Das weiß ich nicht, ich gehe auf die Spieler ein.

Ihr Kader umfasst 26 Spieler. Sind das nicht zu viele?
Der Kader ist der Situation angepasst. Wir hatten einige verletzte Spieler, die große Fragezeichen dargestellt haben. Wir haben reagieren müssen.

Ist im zentralen Mittelfeld nicht ein Überangebot an Spielern vorhanden?
Na ja, Ivan Ljubic, Sandi Lovric, Tobias Koch, der leider verletzte Markus Lackner und jetzt noch Juan Dominguez.

Auf welcher Position sehen Sie Otar Kiteishvili?
Als Sechser haben wir ihn probiert, das hat nicht geklappt. Da müsste ich ihn total umdrehen. Und ich will ihn in seinen Vorzügen nicht beschneiden. Er soll dort spielen, wo er sich wohlfühlt, also offensiver.

Heißt das, dass die Spieler sich ihre Positionen aussuchen können?
So weit geht es nicht. Ich bin aber der Meinung: Wer sich wohlfühlt, bringt mehr Leistung. Wer nicht gerne zum Training kommt oder nicht gerne ins Büro geht, wird nicht alles geben können oder wollen. Ein korrekter Umgang auf Augenhöhe ist wichtig.

Inwieweit birgt eine zu ausgeprägte Wohlfühloase auch Gefahren?
Wohlfühlen darf man nicht mit gegenseitigem Bauchpinseln verwechseln. Das ist ein großer Unterschied. Ich spreche Dinge, die mir nicht passen, auch hart an.

Wie oft mussten Sie in der Vorbereitung laut werden?
Es ist ein sehr guter Zug in der Truppe. Mir taugt es und ich denke, ihnen auch.

Was passiert, wenn Sturm nicht das obere Play-off schafft?
Dann werden wir logischerweise einmal enttäuscht sein, weil wir ein Ziel verfehlt haben. Aber die Erde dreht sich weiter.

Welche Konsequenzen wären in diesem Fall denkbar?
Was mich betrifft? Keine Ahnung. Aber man muss es realistisch sehen. Wenn wir im Herbst die zehn Punkte nicht gemacht hätten, würden wir nicht darüber reden. Wenn es nicht so gelaufen wäre, wie es gelaufen ist, gäbe es die Frage nicht. Daher sehe ich die Frage positiv. Als ich gekommen bin, war der Tenor: „Das geht sich nicht aus.“ Es ist super gelaufen, aber es bleibt schwierig.

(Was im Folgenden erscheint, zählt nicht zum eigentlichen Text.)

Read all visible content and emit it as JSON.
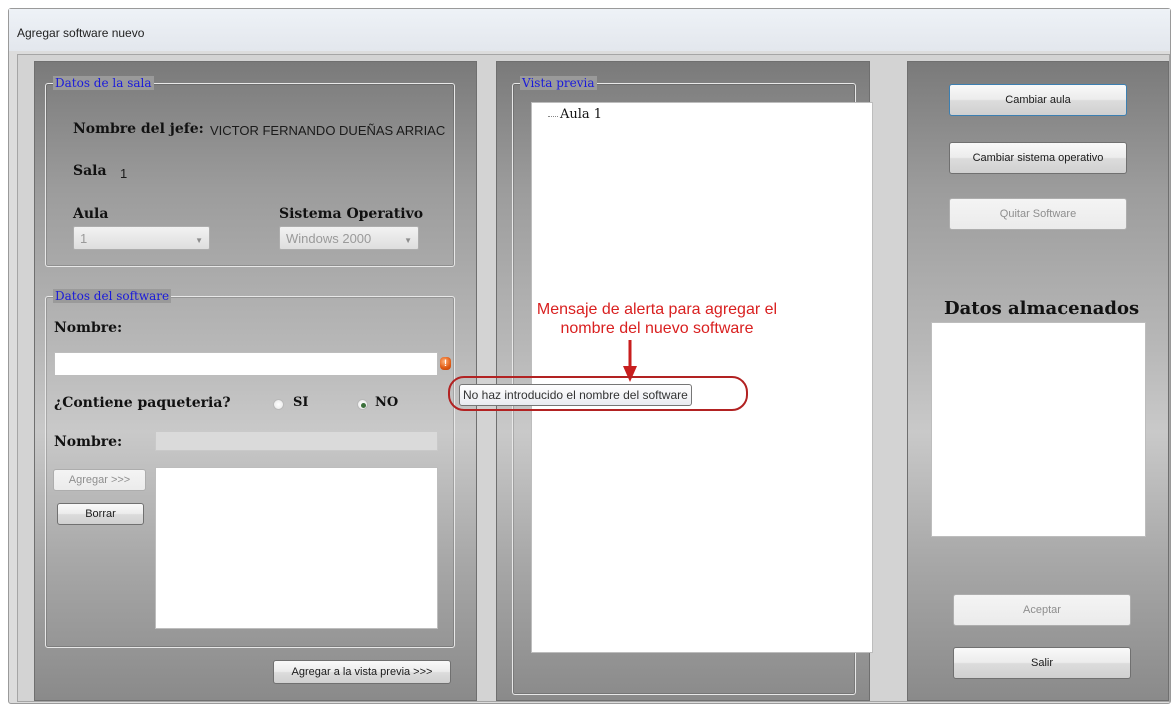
{
  "window": {
    "title": "Agregar software nuevo"
  },
  "sala": {
    "legend": "Datos de la sala",
    "jefe_label": "Nombre del jefe:",
    "jefe_value": "VICTOR FERNANDO DUEÑAS ARRIAC",
    "sala_label": "Sala",
    "sala_value": "1",
    "aula_label": "Aula",
    "aula_value": "1",
    "so_label": "Sistema Operativo",
    "so_value": "Windows 2000"
  },
  "software": {
    "legend": "Datos del software",
    "nombre_label": "Nombre:",
    "nombre_value": "",
    "paqueteria_label": "¿Contiene paqueteria?",
    "si_label": "SI",
    "no_label": "NO",
    "selected": "NO",
    "paquete_label": "Nombre:",
    "agregar_button": "Agregar >>>",
    "borrar_button": "Borrar",
    "vista_button": "Agregar a la vista previa >>>"
  },
  "vista": {
    "legend": "Vista previa",
    "tree": [
      "Aula 1"
    ]
  },
  "actions": {
    "cambiar_aula": "Cambiar aula",
    "cambiar_so": "Cambiar sistema operativo",
    "quitar_software": "Quitar Software",
    "datos_title": "Datos almacenados",
    "aceptar": "Aceptar",
    "salir": "Salir"
  },
  "annotation": {
    "line1": "Mensaje de alerta para agregar el",
    "line2": "nombre del nuevo software",
    "tooltip": "No haz introducido el nombre del software"
  },
  "colors": {
    "legend_text": "#1a1adb",
    "annotation": "#d92020",
    "error_icon": "#e05a12"
  }
}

Viele Fans bemängeln die fehlende Philosophie bei Sturm. Inwieweit sehen Sie die Verpflichtung des Spaniers Juan Dominguez als ein Zeichen, die klar gegen die Jugend gerichtet ist?
Ich bin jetzt drei Monate hier. Aber wir haben vier U21-Teamspieler. Michael Lema war schon vor meiner Zeit im Kader und Tobias Koch hat in der Vorbereitung regelmäßig gespielt. Und auch Florian Ferk hat gespielt. Die Zeit zum Jammern ist noch zu früh. Zum jetzigen Zeitpunkt kann man nicht sagen: Wir geben der Jugend keine Chance. Dario Maresic und Lukas Fadinger sind auch nicht gerade alt. Ich kann aber auch nicht sagen, dass wir mit vier oder fünf Jungen spielen werden. Der Leistungsgedanke steht logischerweise schon im Vordergrund. Die Diskussion ist jetzt verfrüht.

Ihre Mannschaft startet am Sonntag in Mattersburg in die Bundesliga-Rückrunde. Was können Sie uns in Bezug auf Ihre Aufstellung verraten?
Es ist kein großes Geheimnis, dass es mit einem Einsatz von Juan Dominguez noch nicht reichen wird. Alles andere behalte ich bis Sonntag für mich.